I’m curious as to whether anyone has strong opinions on doing presence/absence analyses, and if so, how to do them well.
I have a dataset in which I separated samples into several different sterile tubes, then stored them at different temperatures and storage durations. A committee member is asking me to conduct presence/absence analysis to identify whether specific taxa are blooming or dying during storage. However, how does one guarantee that blooming/dying isn’t an artifact of sequencing depth? Also, what would be a significant finding? Would it relate to a specific detection limit?
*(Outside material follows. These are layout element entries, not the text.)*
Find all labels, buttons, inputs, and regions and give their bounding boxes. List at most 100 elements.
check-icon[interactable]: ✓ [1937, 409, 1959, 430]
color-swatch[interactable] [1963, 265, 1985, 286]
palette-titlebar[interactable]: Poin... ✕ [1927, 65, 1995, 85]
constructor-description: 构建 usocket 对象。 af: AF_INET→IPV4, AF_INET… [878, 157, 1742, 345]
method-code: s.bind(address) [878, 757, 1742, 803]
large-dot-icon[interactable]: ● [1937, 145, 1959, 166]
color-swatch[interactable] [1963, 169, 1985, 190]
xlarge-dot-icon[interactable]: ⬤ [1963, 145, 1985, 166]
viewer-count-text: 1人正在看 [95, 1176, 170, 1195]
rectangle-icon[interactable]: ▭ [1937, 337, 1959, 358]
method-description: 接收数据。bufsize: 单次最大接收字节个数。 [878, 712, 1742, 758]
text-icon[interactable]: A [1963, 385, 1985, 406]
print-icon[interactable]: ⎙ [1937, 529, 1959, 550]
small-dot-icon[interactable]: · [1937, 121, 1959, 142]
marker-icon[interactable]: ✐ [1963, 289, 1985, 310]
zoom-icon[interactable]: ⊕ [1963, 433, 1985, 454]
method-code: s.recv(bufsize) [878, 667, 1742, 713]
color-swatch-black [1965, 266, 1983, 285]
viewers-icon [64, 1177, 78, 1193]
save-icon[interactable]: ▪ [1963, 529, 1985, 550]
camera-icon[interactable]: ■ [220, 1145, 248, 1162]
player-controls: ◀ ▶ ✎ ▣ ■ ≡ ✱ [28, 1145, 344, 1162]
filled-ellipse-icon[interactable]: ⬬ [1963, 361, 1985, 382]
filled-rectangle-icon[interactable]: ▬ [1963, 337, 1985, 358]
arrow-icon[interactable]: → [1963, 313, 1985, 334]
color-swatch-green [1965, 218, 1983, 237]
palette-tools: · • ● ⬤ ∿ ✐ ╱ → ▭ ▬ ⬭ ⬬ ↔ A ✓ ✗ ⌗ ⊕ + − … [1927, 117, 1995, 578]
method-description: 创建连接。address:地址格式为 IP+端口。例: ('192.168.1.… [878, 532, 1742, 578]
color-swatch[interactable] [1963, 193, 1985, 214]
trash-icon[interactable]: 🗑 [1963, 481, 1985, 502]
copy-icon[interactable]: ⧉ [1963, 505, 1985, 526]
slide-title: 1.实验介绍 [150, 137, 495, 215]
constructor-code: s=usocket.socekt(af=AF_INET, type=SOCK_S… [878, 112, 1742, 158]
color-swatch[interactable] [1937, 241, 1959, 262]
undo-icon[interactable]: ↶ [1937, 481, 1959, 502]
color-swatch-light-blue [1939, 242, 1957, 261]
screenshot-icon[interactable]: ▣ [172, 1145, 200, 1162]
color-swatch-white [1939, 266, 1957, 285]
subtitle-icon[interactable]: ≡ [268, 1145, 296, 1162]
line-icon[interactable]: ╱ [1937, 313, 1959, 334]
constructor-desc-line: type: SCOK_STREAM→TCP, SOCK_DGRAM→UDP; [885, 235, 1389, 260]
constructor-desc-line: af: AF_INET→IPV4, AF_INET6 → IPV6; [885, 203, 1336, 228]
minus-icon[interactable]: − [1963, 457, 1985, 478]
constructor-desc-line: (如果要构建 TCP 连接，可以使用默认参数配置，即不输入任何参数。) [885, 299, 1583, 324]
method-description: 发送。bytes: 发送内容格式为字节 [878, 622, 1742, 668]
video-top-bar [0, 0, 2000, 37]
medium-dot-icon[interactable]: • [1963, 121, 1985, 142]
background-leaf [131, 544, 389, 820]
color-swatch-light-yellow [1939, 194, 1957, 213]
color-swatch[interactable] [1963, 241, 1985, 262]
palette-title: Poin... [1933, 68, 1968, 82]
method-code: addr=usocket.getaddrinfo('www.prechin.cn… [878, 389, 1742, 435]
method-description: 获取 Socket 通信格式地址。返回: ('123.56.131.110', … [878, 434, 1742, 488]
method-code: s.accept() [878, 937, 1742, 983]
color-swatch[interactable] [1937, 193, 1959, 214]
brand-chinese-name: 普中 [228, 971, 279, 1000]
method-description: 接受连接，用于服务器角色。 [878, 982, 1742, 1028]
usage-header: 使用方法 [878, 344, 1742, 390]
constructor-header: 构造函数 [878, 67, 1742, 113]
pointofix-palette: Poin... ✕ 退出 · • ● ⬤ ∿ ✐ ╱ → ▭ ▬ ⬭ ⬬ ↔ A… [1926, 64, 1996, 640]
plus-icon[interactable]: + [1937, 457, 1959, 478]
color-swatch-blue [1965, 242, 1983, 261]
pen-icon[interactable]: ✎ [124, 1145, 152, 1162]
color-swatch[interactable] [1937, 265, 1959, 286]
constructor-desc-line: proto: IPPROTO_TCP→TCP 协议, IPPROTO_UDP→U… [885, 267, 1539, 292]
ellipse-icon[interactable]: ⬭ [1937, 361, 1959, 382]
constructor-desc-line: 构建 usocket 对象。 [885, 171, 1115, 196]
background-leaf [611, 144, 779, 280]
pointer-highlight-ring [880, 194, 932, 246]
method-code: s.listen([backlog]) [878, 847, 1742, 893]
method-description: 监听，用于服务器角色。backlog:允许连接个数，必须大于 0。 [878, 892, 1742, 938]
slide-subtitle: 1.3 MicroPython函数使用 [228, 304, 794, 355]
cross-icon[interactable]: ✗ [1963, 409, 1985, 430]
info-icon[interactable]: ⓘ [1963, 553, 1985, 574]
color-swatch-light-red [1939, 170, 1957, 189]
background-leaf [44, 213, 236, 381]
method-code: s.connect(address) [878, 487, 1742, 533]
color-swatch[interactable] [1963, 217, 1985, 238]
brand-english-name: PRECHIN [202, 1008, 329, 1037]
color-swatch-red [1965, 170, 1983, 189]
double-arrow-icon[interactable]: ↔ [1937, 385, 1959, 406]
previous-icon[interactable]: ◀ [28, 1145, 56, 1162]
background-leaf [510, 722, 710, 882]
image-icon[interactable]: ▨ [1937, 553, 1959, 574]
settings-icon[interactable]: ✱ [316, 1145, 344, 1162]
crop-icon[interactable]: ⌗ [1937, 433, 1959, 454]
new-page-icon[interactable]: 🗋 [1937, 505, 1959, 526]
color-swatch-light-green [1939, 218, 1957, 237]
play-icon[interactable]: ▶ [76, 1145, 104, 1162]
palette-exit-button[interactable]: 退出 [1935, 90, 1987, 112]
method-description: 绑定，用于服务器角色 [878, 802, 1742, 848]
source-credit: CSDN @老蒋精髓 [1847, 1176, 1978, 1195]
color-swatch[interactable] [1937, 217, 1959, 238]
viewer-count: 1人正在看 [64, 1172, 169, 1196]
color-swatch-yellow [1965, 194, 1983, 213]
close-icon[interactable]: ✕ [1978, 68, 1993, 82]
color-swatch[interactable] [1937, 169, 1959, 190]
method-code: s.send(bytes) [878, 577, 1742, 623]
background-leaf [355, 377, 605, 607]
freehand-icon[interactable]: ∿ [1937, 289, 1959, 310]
Silly question: did you sequence the samples immediately prior to the different temp/storage conditions to know how much of each taxa there before? I’d think that the likelihood of identifying a blooming/dying taxa isn’t just related to sequencing depth, but by initial cell counts and/or proportions of other community members.
Cool. What do you see in terms of the variability in relative abundances for those baselines for the taxa you’re interested in? Are they all present in your samples in any abundance, at least?
Other question, did you take multiple timepoints between start/end, or is this a “went into starge at t=0, and stopped experiment” thing?
I think you are asking all the right questions. I'm also reticent to use presence/absence data without answering all of these. Like you hinted at, presence/absence depends on validating a level of detection and is also influenced by normalization method.
identify whether specific taxa are blooming or dying during storage
... is not a statistician, are they.
I would diplomatically counteroffer them the ANCOM stat test, as I think that's a good fit for their biological question.
Thanks for the reply, Colin. The issue, in general, my committee member brings up is that differential abundance (including ANCOM) does not take into account any taxa with relative abundance of zero, thus if things are blooming/dying will not be captured with this method.
That said, ANCOM2 (and DESeq2 and LEfSe) all say the same thing: no taxa are differentially abundant before and after storage.
When I look at presence/absence using a rarefied feature table, I can only detect very small changes in only a few ASVs. I’m convinced these changes are too small withstand any statistical testing. I’m now at the point of proving this to my committee member.
In terms of detection limits, is there a recommended way of doing it?
Ah OK! Well if you started with differential abundance testing and didn't find much changing, finishing up with presence/absence seems very reasonable to me.
Oh you are way farther along this process than I thought! I was going to suggest building rarefied tables and lists of unique ASVs, and you already have all of that.
I think you are ready to present these results. The argument could be a mix of stats and common sense; very sparse data is hard to test, and who's really worried about these handful of dust ASVs anyways?
Thanks for launching this discussion. I think you have answered this question well and hopefully your committee agrees!
zeros are tricky, because you don’t know the process that generates them.
Before digging into differential abundance - do you see if there is a large difference in beta diversity?
If I were doing this, I’d start with DEICODE to see if there are differences due to the observed abundances (this also corrects for sequencing depth).
If you don’t see differences in beta diversity - then diff abundance probably won’t help.